SCPS was written in C++ and is distributed as an open-source package. Precompiled executables are available for the three major operating systems (Windows, Linux and Mac OS X) at http://www.paccanarolab.org/software/scps webcite.
In the rest of this paper, we outline the general framework of our spectral clustering algorithm and then demonstrate its practical usage and usefulness via a number of benchmarks ranging from a few superfamilies to the entire SCOP database and the genome of the yeast Saccharomyces cerevisiae.
Spectral clustering in SCPS
The goal of SCPS is to infer homology relations between protein sequences based on pairwise sequence information only. The input dataset thus consists of either a set of protein sequences or a list of pairwise similarity scores between some protein domains. The output is a partition of the sequences such that each sequence is assigned to one and only one of the partitions in a way that the partitions represent groups of homologs.
A typical SCPS workflow starts with either a FASTA file containing sequences for the protein domains of interest, or a list of BLAST E-values for all pairs of proteins where significant sequence similarity was reported by BLAST. Besides spectral clustering , SCPS currently supports connected component analysis, hierarchical clustering and TribeMCL , and more algorithms will be added in the near future. The spectral clustering approach reformulates the problem of protein homology detection into that of finding an optimal partition of a weighted undirected graph G. Each vertex of the graph corresponds to a protein sequence. Vertices are connected by undirected, weighted edges, each edge denoting a similarity relation between the two proteins it connects. The weight (label) of the edge is related to the probability of evolutionary relatedness. Edges with large weight are more likely to appear between domains of the same superfamily, hence the problem of partitioning the graph into subsets of vertices with mostly heavy-weight edges is an equivalent formulation of the original protein sequence classification problem. Spectral clustering solves the problem of finding the optimal partition by examining random walks on the similarity graph .
Figure 1. The steps of the spectral clustering algorithm. The main steps of the spectral clustering algorithm. Cylinders represent possible input file types, boxes represent processing steps. The numbers in the boxes refer to the steps of the algorithm as described in the main text.

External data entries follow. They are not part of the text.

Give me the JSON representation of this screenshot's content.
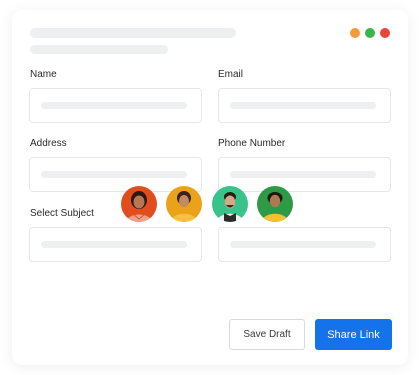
{
  "window": {
    "dots": [
      {
        "name": "orange-dot",
        "color": "#f59a3b"
      },
      {
        "name": "green-dot",
        "color": "#3ab54a"
      },
      {
        "name": "red-dot",
        "color": "#e8453c"
      }
    ]
  },
  "form": {
    "fields": {
      "name": {
        "label": "Name"
      },
      "email": {
        "label": "Email"
      },
      "address": {
        "label": "Address"
      },
      "phone": {
        "label": "Phone Number"
      },
      "subject": {
        "label": "Select Subject"
      }
    }
  },
  "collaborators": [
    {
      "name": "collaborator-avatar-1",
      "bg": "#e24d1e"
    },
    {
      "name": "collaborator-avatar-2",
      "bg": "#eaa21a"
    },
    {
      "name": "collaborator-avatar-3",
      "bg": "#37c38a"
    },
    {
      "name": "collaborator-avatar-4",
      "bg": "#2e9a45"
    }
  ],
  "actions": {
    "save_draft_label": "Save Draft",
    "share_link_label": "Share Link"
  },
  "colors": {
    "accent": "#1473ea"
  }
}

1. If the input file is a FASTA sequence file, we conduct an all-against-all matching using BLAST and store the E-values.
2. Given the pairwise BLAST E-values obtained either from the previous step or directly from the input file, we build an affinity matrix based on a non-linear transformation from E-values to similarity scores. The matrix element in row i and column j contains the E-value corresponding to protein j when protein i was used as a query sequence.
3. Since the BLAST E-value corresponding to a query protein i matching protein j in the database is not necessarily equal to the case when the query protein j matches protein i in the same database, the affinity matrix has to be symmetrized. To obtain a symmetric matrix, we take the higher similarity score (i.e. the smaller E-value) in case of ambiguity. Let sij denote the symmetrized similarity score between protein i and protein j. The sij values together constitute the symmetrized affinity matrix S, whose main diagonal contains only ones.
4. We conduct a preliminary connected component analysis on the graph represented by the affinity matrix S to identify small connected components containing less than five sequences. It is unlikely that these components should be subdivided further, therefore we remove the rows and columns corresponding to these sequences from S, obtaining a reduced matrix S'.
5. We construct a symmetric matrix L = D-1/2S'D-1/2, where D is a diagonal matrix formed of the vertex degrees (), and find the eigenvectors corresponding to the K largest eigenvalues of L. Let us denote these eigenvectors by u1, u2, ..., uK, respectively.
6. We build a matrix U s.t. the kth column of U is uk and normalize the rows of the matrix such that each row in U has unit length.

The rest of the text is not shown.